When Clients Have Sentimental Value For a Stock or Other Assets

Have you ever had a client who had a fairly large allocation towards a particular asset or an asset class? Either they really were attached to it, or they had some sort of sentimental value attached to it, maybe it was inherited or whatever it might be. I'm guessing that this scenario might be familiar to you.

I recently had a prospective client that I was talking to. He had 30 percent of everything that he had allocated to one particular stock. I wanted to share with you the conversation that we had and how I was able to get him to think about it in a different way as we were mapping out his retirement plan.

During the second meeting where we present the One-Page Plan, one of the suggestions was that we were going to pare down the individual stock that was currently taking up 30 percent of his total portfolio. I knew that he had an attachment to it, but he really didn't need to take that sort of risk for his plan to be successful. That's the one thing I wanted to communicate to him.

This communication tactic came from Carl Richards who tells about a client of his who had inherited a cabin that had been in his family for a couple of generations, or something like that, where there was some sentimental value attached to it. So, this tactic can work when you’re talking to any client who has some sort of emotional attachment, whether it's an asset or asset class or a stock. Lots of times it's an individual stock or sentimental value tied to real estate.

The way to use this tactic is to figure out how to remove the emotional part of the decision from the financial part of the decision. The mistake that I see a lot of advisors make is that they focus more on the financial side of the decision and not so much the emotional side. This can lead to a problem because the prospective client or the client doesn't feel like you fully understand them. And when they don't feel understood, then they’re a lot less likely to take your advice, if you give them advice.

Now, here's how the conversation with my potential client went. We started by saying, let's pretend that you woke up the next morning and somehow, magically, that stock had been liquidated in your account. Now it's sitting in cash and there's also, magically, no tax that you have to pay on the sale. What would you do now? You've got $500,000 cash sitting in your account. Would you buy back that individual stock? Would you put 30 percent of your portfolio back into this one stock at today's price? He thought about it, and then he said, well, you know, probably not that amount, but I would want to keep some of it; I do want to have something in this stock.

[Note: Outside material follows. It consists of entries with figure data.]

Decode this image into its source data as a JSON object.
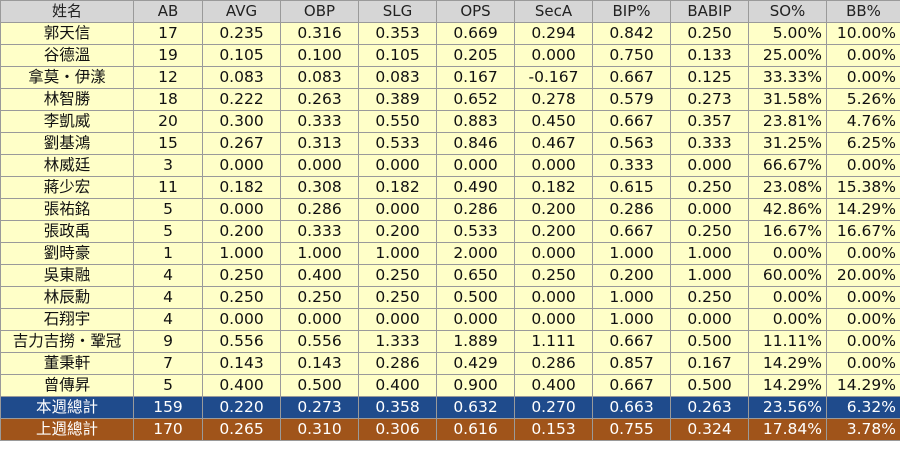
{
  "headers": [
    "姓名",
    "AB",
    "AVG",
    "OBP",
    "SLG",
    "OPS",
    "SecA",
    "BIP%",
    "BABIP",
    "SO%",
    "BB%"
  ],
  "rows": [
    [
      "郭天信",
      "17",
      "0.235",
      "0.316",
      "0.353",
      "0.669",
      "0.294",
      "0.842",
      "0.250",
      "5.00%",
      "10.00%"
    ],
    [
      "谷德溫",
      "19",
      "0.105",
      "0.100",
      "0.105",
      "0.205",
      "0.000",
      "0.750",
      "0.133",
      "25.00%",
      "0.00%"
    ],
    [
      "拿莫・伊漾",
      "12",
      "0.083",
      "0.083",
      "0.083",
      "0.167",
      "-0.167",
      "0.667",
      "0.125",
      "33.33%",
      "0.00%"
    ],
    [
      "林智勝",
      "18",
      "0.222",
      "0.263",
      "0.389",
      "0.652",
      "0.278",
      "0.579",
      "0.273",
      "31.58%",
      "5.26%"
    ],
    [
      "李凱威",
      "20",
      "0.300",
      "0.333",
      "0.550",
      "0.883",
      "0.450",
      "0.667",
      "0.357",
      "23.81%",
      "4.76%"
    ],
    [
      "劉基鴻",
      "15",
      "0.267",
      "0.313",
      "0.533",
      "0.846",
      "0.467",
      "0.563",
      "0.333",
      "31.25%",
      "6.25%"
    ],
    [
      "林威廷",
      "3",
      "0.000",
      "0.000",
      "0.000",
      "0.000",
      "0.000",
      "0.333",
      "0.000",
      "66.67%",
      "0.00%"
    ],
    [
      "蔣少宏",
      "11",
      "0.182",
      "0.308",
      "0.182",
      "0.490",
      "0.182",
      "0.615",
      "0.250",
      "23.08%",
      "15.38%"
    ],
    [
      "張祐銘",
      "5",
      "0.000",
      "0.286",
      "0.000",
      "0.286",
      "0.200",
      "0.286",
      "0.000",
      "42.86%",
      "14.29%"
    ],
    [
      "張政禹",
      "5",
      "0.200",
      "0.333",
      "0.200",
      "0.533",
      "0.200",
      "0.667",
      "0.250",
      "16.67%",
      "16.67%"
    ],
    [
      "劉時豪",
      "1",
      "1.000",
      "1.000",
      "1.000",
      "2.000",
      "0.000",
      "1.000",
      "1.000",
      "0.00%",
      "0.00%"
    ],
    [
      "吳東融",
      "4",
      "0.250",
      "0.400",
      "0.250",
      "0.650",
      "0.250",
      "0.200",
      "1.000",
      "60.00%",
      "20.00%"
    ],
    [
      "林辰勳",
      "4",
      "0.250",
      "0.250",
      "0.250",
      "0.500",
      "0.000",
      "1.000",
      "0.250",
      "0.00%",
      "0.00%"
    ],
    [
      "石翔宇",
      "4",
      "0.000",
      "0.000",
      "0.000",
      "0.000",
      "0.000",
      "1.000",
      "0.000",
      "0.00%",
      "0.00%"
    ],
    [
      "吉力吉撈・鞏冠",
      "9",
      "0.556",
      "0.556",
      "1.333",
      "1.889",
      "1.111",
      "0.667",
      "0.500",
      "11.11%",
      "0.00%"
    ],
    [
      "董秉軒",
      "7",
      "0.143",
      "0.143",
      "0.286",
      "0.429",
      "0.286",
      "0.857",
      "0.167",
      "14.29%",
      "0.00%"
    ],
    [
      "曾傳昇",
      "5",
      "0.400",
      "0.500",
      "0.400",
      "0.900",
      "0.400",
      "0.667",
      "0.500",
      "14.29%",
      "14.29%"
    ]
  ],
  "totals": [
    {
      "key": "week",
      "cells": [
        "本週總計",
        "159",
        "0.220",
        "0.273",
        "0.358",
        "0.632",
        "0.270",
        "0.663",
        "0.263",
        "23.56%",
        "6.32%"
      ]
    },
    {
      "key": "last",
      "cells": [
        "上週總計",
        "170",
        "0.265",
        "0.310",
        "0.306",
        "0.616",
        "0.153",
        "0.755",
        "0.324",
        "17.84%",
        "3.78%"
      ]
    }
  ],
  "colors": {
    "row_bg": "#ffffc8",
    "header_bg": "#d6d6d6",
    "total_week_bg": "#1f4b8c",
    "total_last_bg": "#a0541a"
  }
}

That initial framing led to the rest of the conversation, where he ended up getting to a percentage allocation that made sense for his plan, but it wasn't the 30 percent that he originally had. So this is a good way to separate the emotional side from the financial side and start the conversation so they can start to think about it in a different way. And then if they end up moving towards your recommendations, you can start thinking about, for example, taxes. Because in our story, that was a magical thing that happened where something was liquidated with no tax consequences. But, it's the real world and there's tax consequences. And then you can move on from there.